Die Einbeziehung von Linienmarkierungen ermöglicht die Auswahl von Zellpopulationen, die in verschiedenen Zellzyklusphasen von Interesse sind. Das grundlegende Zellzyklusprofil wird durch den Nachweis von BrdU im Vergleich zu PI in der fluoreszenzbasierten Durchflusszytometrie ermittelt. Die Einbeziehung anderer Proliferationsmarker mit Massenzytometrie ermöglicht jedoch eine genauere Identifizierung von Zellzyklusphasen.

Nach diesem Ansatz können Zellzyklusprofile für verschiedene Zelltypen oder experimentelle Bedingungen erstellt werden, z. B. für die Profile für CD45-Negativ- im CD45-positiven Zellen aus demselben Experiment. In einem anderen Beispiel ergab die Analyse von Markern, die die Signalwege EGFR und mTOR PI3K in der G-one-Phase definieren, ähnliche Expressionsprofile in CD45-Negativzellen, die in orange- und CD45-positive Zellen in Blau dargestellt sind. Massenzytometrie erfordert viele hochwertige Zellen.

Wenn ein Benutzer an einer seltenen Zellpopulation interessiert ist, kann eine höhere Anzahl von Zellen erforderlich sein.
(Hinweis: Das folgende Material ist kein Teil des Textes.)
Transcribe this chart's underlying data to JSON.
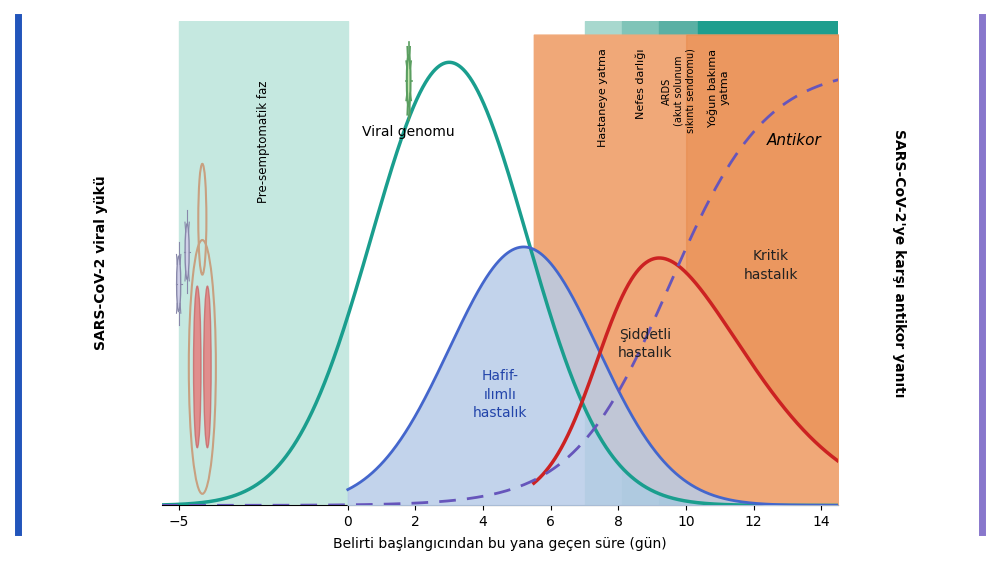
{
  "title_left": "SARS-CoV-2 viral yükü",
  "title_right": "SARS-CoV-2'ye karşı antikor yanıtı",
  "xlabel": "Belirti başlangıcından bu yana geçen süre (gün)",
  "xmin": -5.5,
  "xmax": 14.5,
  "ymin": 0,
  "ymax": 1.05,
  "xticks": [
    -5,
    0,
    2,
    4,
    6,
    8,
    10,
    12,
    14
  ],
  "pre_sempto_color": "#c5e8e0",
  "hosp_color": "#a8d8ce",
  "nefes_color": "#80c4b8",
  "ards_color": "#5ab0a4",
  "yogun_color": "#1e9e8e",
  "antikor_label": "Antikor",
  "hafif_label": "Hafif-\nılımlı\nhastalık",
  "siddetli_label": "Şiddetli\nhastalık",
  "kritik_label": "Kritik\nhastalık",
  "viral_label": "Viral genomu",
  "pre_label": "Pre-semptomatik faz",
  "hosp_label": "Hastaneye yatma",
  "nefes_darligi_label": "Nefes darlığı",
  "ards_label": "ARDS\n(akut solunum\nsıkıntı sendromu)",
  "yogun_label": "Yoğun bakıma\nyatma",
  "viral_color": "#1a9e8e",
  "blue_fill_color": "#b8cce8",
  "blue_line_color": "#4466cc",
  "orange_fill_color": "#f0a878",
  "orange_dark_color": "#e88848",
  "dashed_color": "#6655bb",
  "red_line_color": "#cc2222",
  "bg_color": "#ffffff",
  "left_bar_color": "#2255bb",
  "right_bar_color": "#8877cc"
}
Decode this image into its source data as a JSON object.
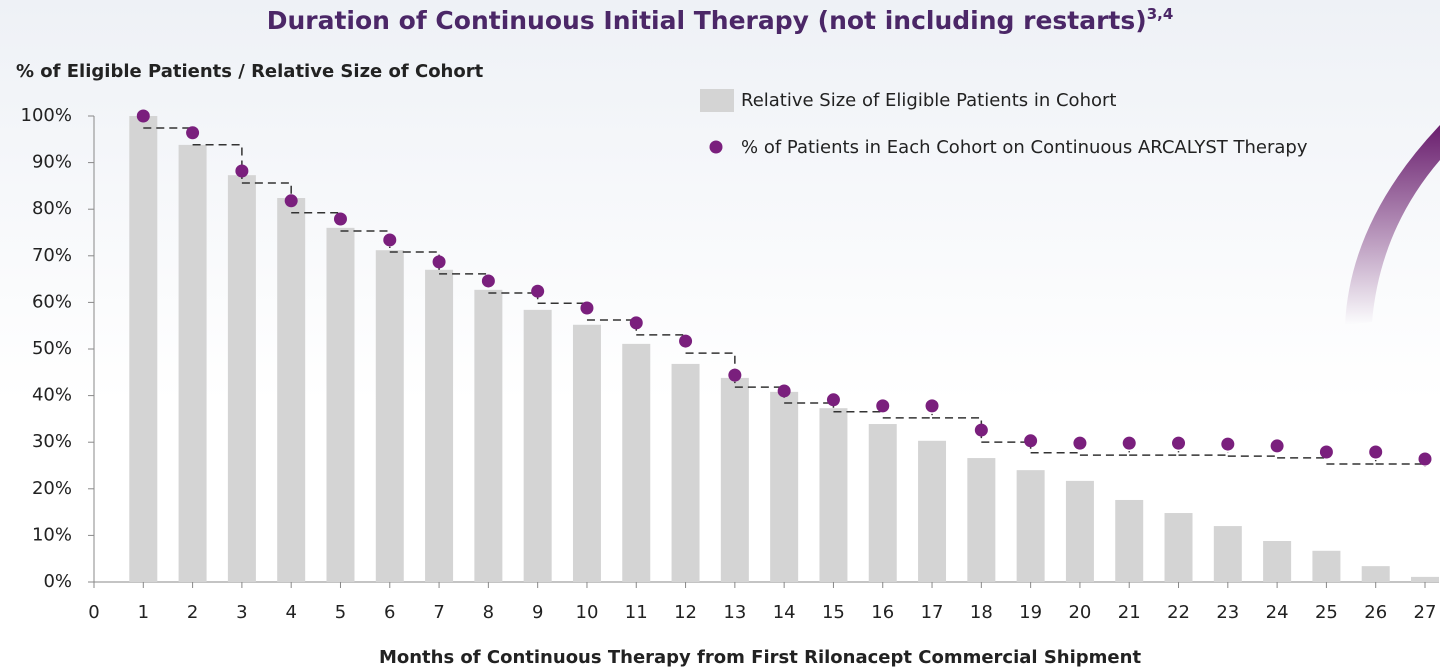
{
  "chart_data": {
    "type": "bar_dot",
    "title": "Duration of Continuous Initial Therapy (not including restarts)",
    "title_superscript": "3,4",
    "y_label": "% of Eligible Patients / Relative Size of Cohort",
    "x_label": "Months of Continuous Therapy from First Rilonacept Commercial Shipment",
    "x": [
      1,
      2,
      3,
      4,
      5,
      6,
      7,
      8,
      9,
      10,
      11,
      12,
      13,
      14,
      15,
      16,
      17,
      18,
      19,
      20,
      21,
      22,
      23,
      24,
      25,
      26,
      27
    ],
    "series": [
      {
        "name": "Relative Size of Eligible Patients in Cohort",
        "color": "#d4d4d4",
        "values": [
          100,
          93.8,
          87.3,
          82.4,
          76,
          71.2,
          67,
          62.7,
          58.4,
          55.2,
          51.1,
          46.8,
          43.8,
          40.8,
          37.3,
          33.9,
          30.3,
          26.6,
          24,
          21.7,
          17.6,
          14.8,
          12,
          8.8,
          6.7,
          3.4,
          1.1
        ]
      },
      {
        "name": "% of Patients in Each Cohort on Continuous ARCALYST Therapy",
        "color": "#7a1f7d",
        "values": [
          100,
          96.4,
          88.2,
          81.8,
          77.9,
          73.4,
          68.7,
          64.6,
          62.4,
          58.8,
          55.6,
          51.7,
          44.4,
          41,
          39.1,
          37.8,
          37.8,
          32.6,
          30.3,
          29.8,
          29.8,
          29.8,
          29.6,
          29.2,
          27.9,
          27.9,
          26.4
        ]
      }
    ],
    "xlim": [
      0,
      27
    ],
    "xticks": [
      0,
      1,
      2,
      3,
      4,
      5,
      6,
      7,
      8,
      9,
      10,
      11,
      12,
      13,
      14,
      15,
      16,
      17,
      18,
      19,
      20,
      21,
      22,
      23,
      24,
      25,
      26,
      27
    ],
    "ylim": [
      0,
      100
    ],
    "yticks": [
      {
        "value": 0,
        "label": "0%"
      },
      {
        "value": 10,
        "label": "10%"
      },
      {
        "value": 20,
        "label": "20%"
      },
      {
        "value": 30,
        "label": "30%"
      },
      {
        "value": 40,
        "label": "40%"
      },
      {
        "value": 50,
        "label": "50%"
      },
      {
        "value": 60,
        "label": "60%"
      },
      {
        "value": 70,
        "label": "70%"
      },
      {
        "value": 80,
        "label": "80%"
      },
      {
        "value": 90,
        "label": "90%"
      },
      {
        "value": 100,
        "label": "100%"
      }
    ]
  }
}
Isolierte lebende Zellen können für DNA- oder RNA-Analysen, biochemische Studien oder in der Gewebekultur vor der Fixierung und Färbung für die Massenzytometrie verwendet werden. Der Benutzer sollte bei der Arbeit mit Paraformaldehyd, Salzsäure oder Natriumhydroxid bei Bedarf persönliche Schutzausrüstung und einen Sicherheitsschrank verwenden.